Quando la burocrazia uccide: se il Piano di assetto idrogeologico, approvato a maggio, fosse stato seguito, oggi, ci sarebbero 11 vittime in meno
La burocrazia uccide l’Italia, e molte volte uccide anche le persone. Così potrebbe essere riassunto lo stato attuale del Bel paese che deve fare i conti con i disastri del dissesto idrogeologico. L’ultimo, terribile, in ordine di tempo è quello nelle Marche dove le vittime sono state ben 11. E ci sono ancora 3 dispersi, tra cui il piccolo Mattia di soli 8 anni. Una tragedia che però era evitabile visto che a maggio era stato approvato il Piano di assetto idrogeologico.
Documento che «Il Giornale» ha avuto modo di vedere. Secondo un articolo di Maria Sorbi, l’atto era in mano sia a Comuni, Regioni e Protezione civile e poteva evitare che ci fossero vittime. Le zone a maggior rischio segnalati dagli estensori del Piano, infatti, corrispondevano esattamente ai comuni colpiti dall’alluvione. Eppure in alcuni non è scattata nemmeno l’allerta meteo.
Il piano compilato nel 2004
Il rischio alluvione era alto e il piano era già stato compilato nel lontano 2004, poi aggiornato nel 2016 e approvato a maggio 2022. Un atto, quello di stendere e aggiornare le cartine è un obbligo di legge dall’alluvione di Sarno che causò 161 vittime nel 1998. Ma tutto è stato inutile. Nelle Marche è stato compilato ma nessuno gli ha dato seguito nonostante già nel 2014 ci fosse stata un’altra alluvione. L’alibi come al solito, sono le lungaggini burocratiche.
«Qui ogni vallata e a rischio- afferma Daniele Mercuri, consigliere nazionale marchigiano dei Geologi a “il Giornale” – Non a caso dagli anni Settanta a oggi, siamo stati colpiti da oltre dieci eventi di questa portata. L’aggiornamento della mappa del rischio idrogeologico è un lavoro molto impegnativo, per quello non viene fatto così di frequente, gli aggiornamenti sono soggettivi da comune in comune».

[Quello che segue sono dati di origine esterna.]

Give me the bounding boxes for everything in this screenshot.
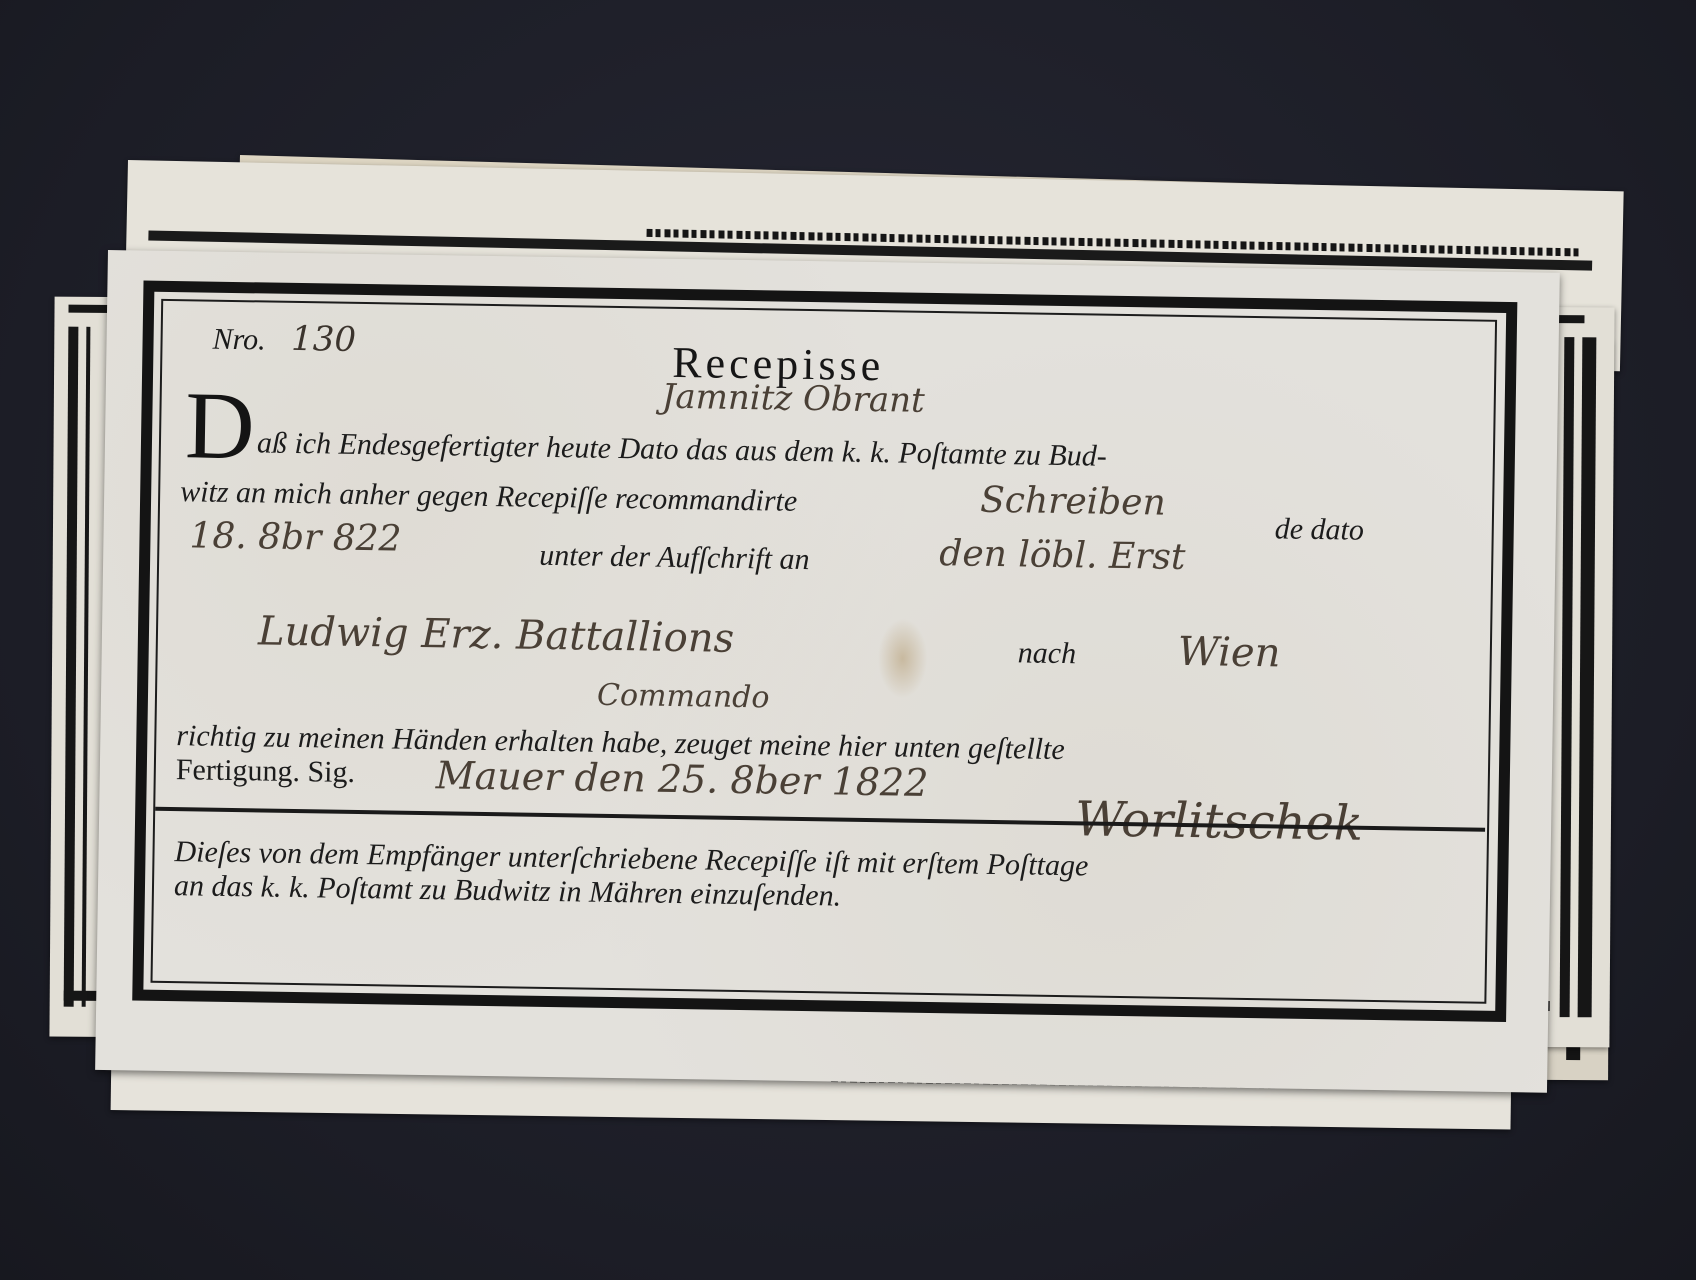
paper-stain	[877, 618, 928, 699]
printed-de-dato: de dato	[1274, 512, 1364, 547]
receipt-number-value: 130	[291, 319, 357, 360]
handwritten-sender: Jamnitz Obrant	[661, 377, 925, 421]
receipt-content: Nro. 130 Recepisse Jamnitz Obrant D aß i…	[173, 307, 1473, 995]
printed-border-bar	[64, 327, 79, 1007]
printed-line-1: aß ich Endesgefertigter heute Dato das a…	[257, 426, 1107, 473]
handwritten-item: Schreiben	[980, 480, 1166, 524]
receipt-number-label: Nro.	[212, 323, 266, 357]
handwritten-date: 18. 8br 822	[189, 515, 402, 559]
printed-line-2: witz an mich anher gegen Recepiſſe recom…	[180, 475, 798, 519]
receipt-document: Nro. 130 Recepisse Jamnitz Obrant D aß i…	[95, 250, 1560, 1093]
handwritten-place-date: Mauer den 25. 8ber 1822	[435, 753, 928, 805]
printed-line-signature-label: Fertigung. Sig.	[176, 753, 356, 790]
handwritten-commando: Commando	[597, 678, 770, 716]
printed-line-address: unter der Aufſchrift an	[539, 539, 810, 577]
drop-cap: D	[185, 377, 256, 474]
receipt-number: Nro. 130	[212, 318, 356, 360]
handwritten-addressee-line2: Ludwig Erz. Battallions	[258, 608, 735, 661]
printed-nach: nach	[1018, 636, 1077, 671]
printed-border-bar	[1560, 337, 1575, 1017]
handwritten-destination: Wien	[1177, 629, 1280, 677]
printed-border-bar	[1578, 337, 1597, 1017]
printed-border-line	[82, 327, 91, 1007]
handwritten-addressee: den löbl. Erst	[939, 533, 1186, 578]
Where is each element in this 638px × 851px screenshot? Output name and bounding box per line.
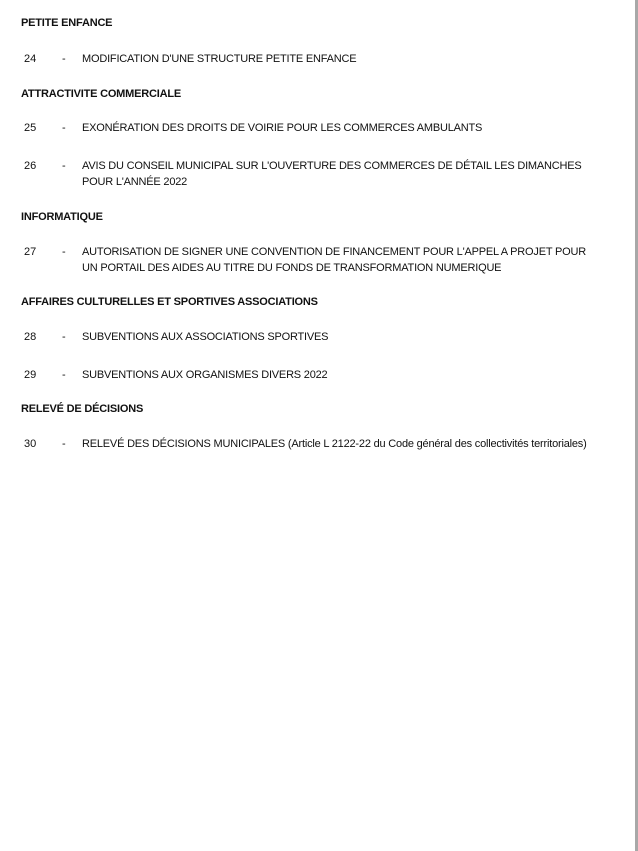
item-separator: -: [62, 367, 66, 383]
item-number: 25: [24, 120, 36, 136]
item-text: MODIFICATION D'UNE STRUCTURE PETITE ENFA…: [82, 51, 592, 67]
item-number: 29: [24, 367, 36, 383]
item-separator: -: [62, 51, 66, 67]
item-text: EXONÉRATION DES DROITS DE VOIRIE POUR LE…: [82, 120, 592, 136]
item-text: AUTORISATION DE SIGNER UNE CONVENTION DE…: [82, 244, 592, 276]
item-text: SUBVENTIONS AUX ORGANISMES DIVERS 2022: [82, 367, 592, 383]
item-separator: -: [62, 244, 66, 260]
item-separator: -: [62, 158, 66, 174]
section-heading-affaires-culturelles: AFFAIRES CULTURELLES ET SPORTIVES ASSOCI…: [21, 295, 318, 309]
item-number: 24: [24, 51, 36, 67]
item-number: 28: [24, 329, 36, 345]
item-separator: -: [62, 120, 66, 136]
item-number: 30: [24, 436, 36, 452]
section-heading-releve-de-decisions: RELEVÉ DE DÉCISIONS: [21, 402, 143, 416]
item-number: 27: [24, 244, 36, 260]
section-heading-attractivite-commerciale: ATTRACTIVITE COMMERCIALE: [21, 87, 181, 101]
item-text: SUBVENTIONS AUX ASSOCIATIONS SPORTIVES: [82, 329, 592, 345]
section-heading-informatique: INFORMATIQUE: [21, 210, 103, 224]
item-separator: -: [62, 329, 66, 345]
item-separator: -: [62, 436, 66, 452]
item-text: AVIS DU CONSEIL MUNICIPAL SUR L'OUVERTUR…: [82, 158, 592, 190]
item-number: 26: [24, 158, 36, 174]
item-text: RELEVÉ DES DÉCISIONS MUNICIPALES (Articl…: [82, 436, 592, 452]
section-heading-petite-enfance: PETITE ENFANCE: [21, 16, 112, 30]
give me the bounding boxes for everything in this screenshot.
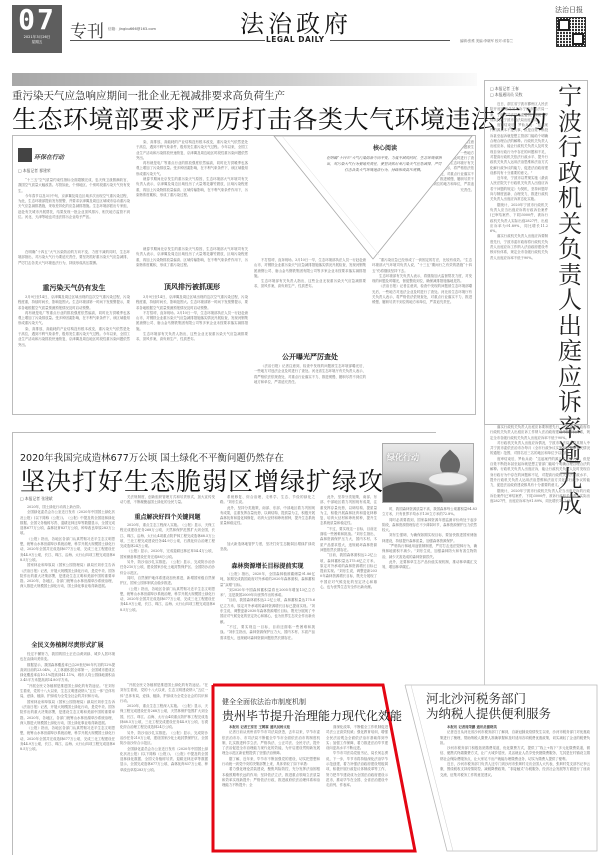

Nel piano approvato a maggio le zone in rosso, riferisce ancora il quotidiano, corrispondono perfettamente a quelle dei paesini in cui nemmeno è stato lanciato l’allarme alluvione. Ma non è stato mai organizzato nemmeno un minicorso per istruire gli abitanti su cosa fare in caso di esondazione dei fiumi, come avviene ciclicamente nel resto d’Italia per i terremoti o l’esplosione di vulcani. Magari se le persone fossero state debitamente istruite, oggi, non saremmo qui a piangere 11 vittime.
Gli interventi al fiume Misa
«Risulta evidente che siano necessari diversi interventi – è un passaggio dell’assetto di progetto per la media e bassa valle del Misa riportato dal «il Giornale» del 2016 – per potere mettere in sicurezza il nume Misa, in particolar modo all’interno dell’abitato di Senigallia e poco a monte dello stesso». Secondo lo stesso sarebbe stato necessario ridurre il più possibile la portata di picco che attraversa il centro di Senigallia mediante laminazione e aumentare il più possibile la capacità di deflusso.
Nella stessa cittadina a gennaio la giunta aveva approvato i lavori per le vasche di contenimento, dopo anni di polemiche, e ad aprile erano anche stati consegnati i lavori: 510 giorni di cantiere per mettere in sicurezza il fiume. Ma ora, questa nuova alluvione, rischia di allungare ancora di più i tempi. «La verità è che in Italia è impossibile fare lavori, c’è troppa burocrazia» commenta amaro al quotidiano milanese l’ex presidente della Regione Marche Luca Ceriscioli.